Antiquariaat. Opvanghuis voor boeken die, vanwege de hoge omloopsnelheid, niet eens gevallen hoeven te zijn. Encyclopedieën worden er wel niet meer ingekocht.

Arabier, De. Naam van het Camus-personage dat door de kolonist Meursault, met de zon als getuige, op een Algerijns strand met vijf kogels wordt neergeknald, na een mes te hebben getrokken. Komt onder die naam 25 keer in L’étranger voor. Desgewenst te vervangen ‘door duizend soortgenoten of zelfs door een raaf of een rietpluim’, stelt romanschrijver Kamel Daoud die hem meer dan een halve eeuw later alsnog een naam gaf: Moussa. ‘Weet je, ik heb me nooit Arabier gevoeld. Zoals ook het negerdom alleen bestaat in de blik van de blanke. In onze wijk, in onze wereld was je moslim, je had een naam, een gezicht en een routine. Verder niets.
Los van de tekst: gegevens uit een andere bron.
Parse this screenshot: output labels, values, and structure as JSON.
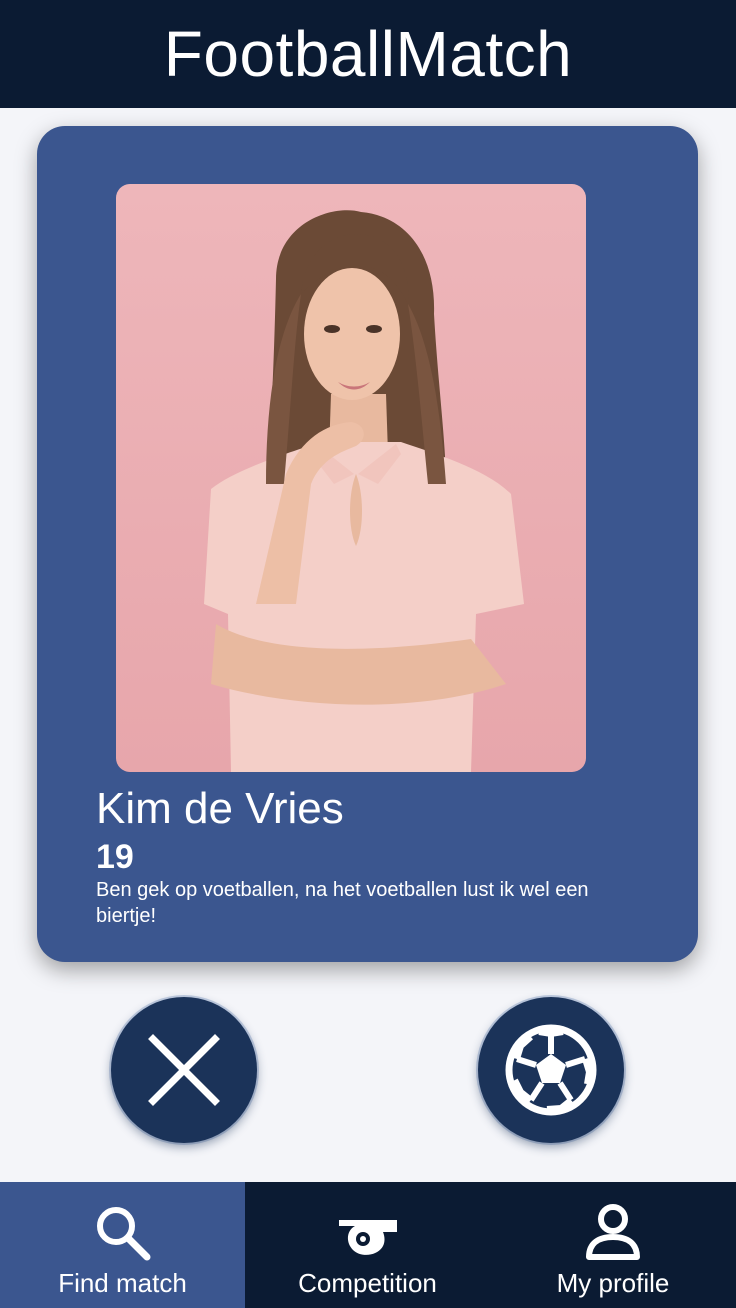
{
  "header": {
    "title": "FootballMatch"
  },
  "profile": {
    "name": "Kim de Vries",
    "age": "19",
    "bio": "Ben gek op voetballen, na het voetballen lust ik wel een biertje!",
    "photo": "portrait-photo"
  },
  "actions": {
    "reject": {
      "icon": "close-icon"
    },
    "like": {
      "icon": "football-icon"
    }
  },
  "nav": {
    "items": [
      {
        "label": "Find match",
        "icon": "search-icon",
        "active": true
      },
      {
        "label": "Competition",
        "icon": "whistle-icon",
        "active": false
      },
      {
        "label": "My profile",
        "icon": "user-icon",
        "active": false
      }
    ]
  },
  "colors": {
    "header_bg": "#0b1b33",
    "card_bg": "#3b568f",
    "button_bg": "#1b3359",
    "page_bg": "#f4f5f9",
    "photo_bg": "#eeb6ba"
  }
}
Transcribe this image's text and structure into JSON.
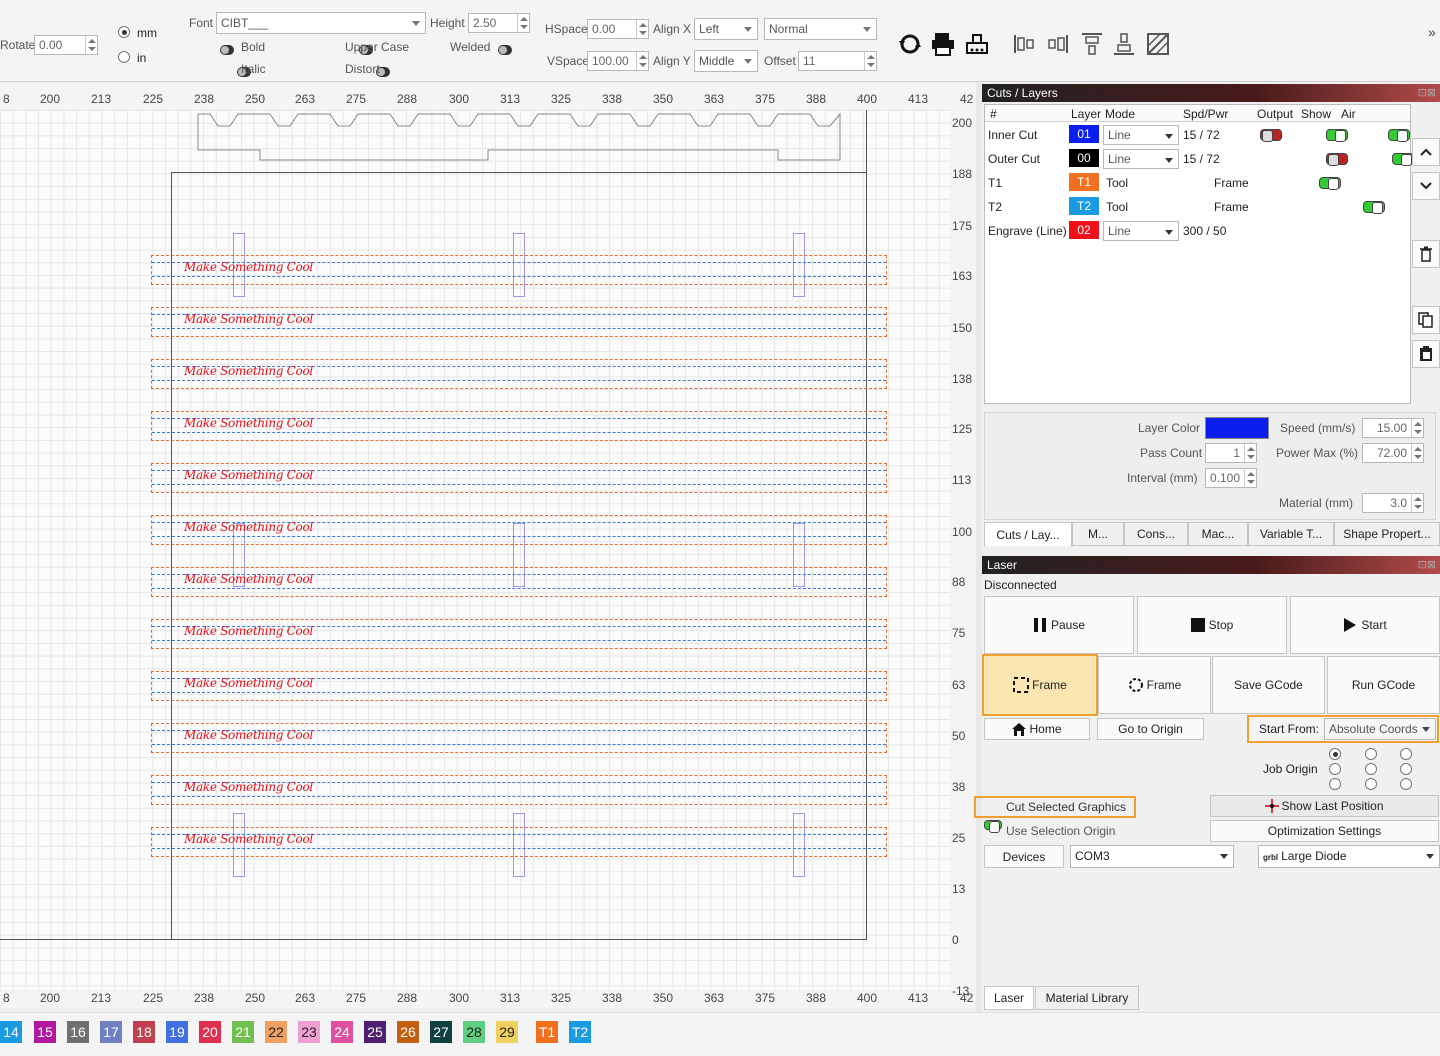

Die anderen waren “vreemdelingen”, de roemi’s die God hiernaartoe had gebracht om ons op de proef te stellen, maar van wie de uren hoe dan ook geteld waren: vroeg of laat zouden ze weggaan, dat stond vast.’ Toch geeft L’étranger aan de broer van de vermoorde inzicht in de ziel van de moordenaar, die roemi, ‘alsof ik zijn engel was’. Minder verheffend is de slotkwestie die Daoud moet vermelden, welke nationaliteit de Arabier precies droeg.

Bergtop. In de Spaanse Pyreneeën, waar Sartre, naar getuigenis van Simone de Beauvoir, haastig hele stukken tekst produceerde voor zijn filosofische hoofdwerk L’être et le néant.

Brain, I Love My. Opschrift op de fietshelm van de gourmande, geflankeerd door flamingo’s, met afstand haar favoriete dieren. Meer dan roze steken ze ook fantastisch af tegen het zwart van de helm die bijna te mooi is om op te zetten. In die zin is het bijna een geluk dat hij van de gangkast gevallen is: men mag zo’n ding voor de veiligheid dan niet meer gebruiken. En zo pronkt de helm met zichzelf, in volstrekte rust, op de kast die van de zijkant gesteund wordt door de lichtval uit een raam boven de keldertrap. Op zonnige dagen is deze braincatcher waarlijk een museumstuk.

Camus, Albert. Schrijver van La chute, vertaald als De val.

Chute. Wending in een sonnet, restant van een woord dat niet openging toen de zwaartekracht er vat op kreeg. Woord uit Touretappes op de televisie, soms gevolgd door abandon.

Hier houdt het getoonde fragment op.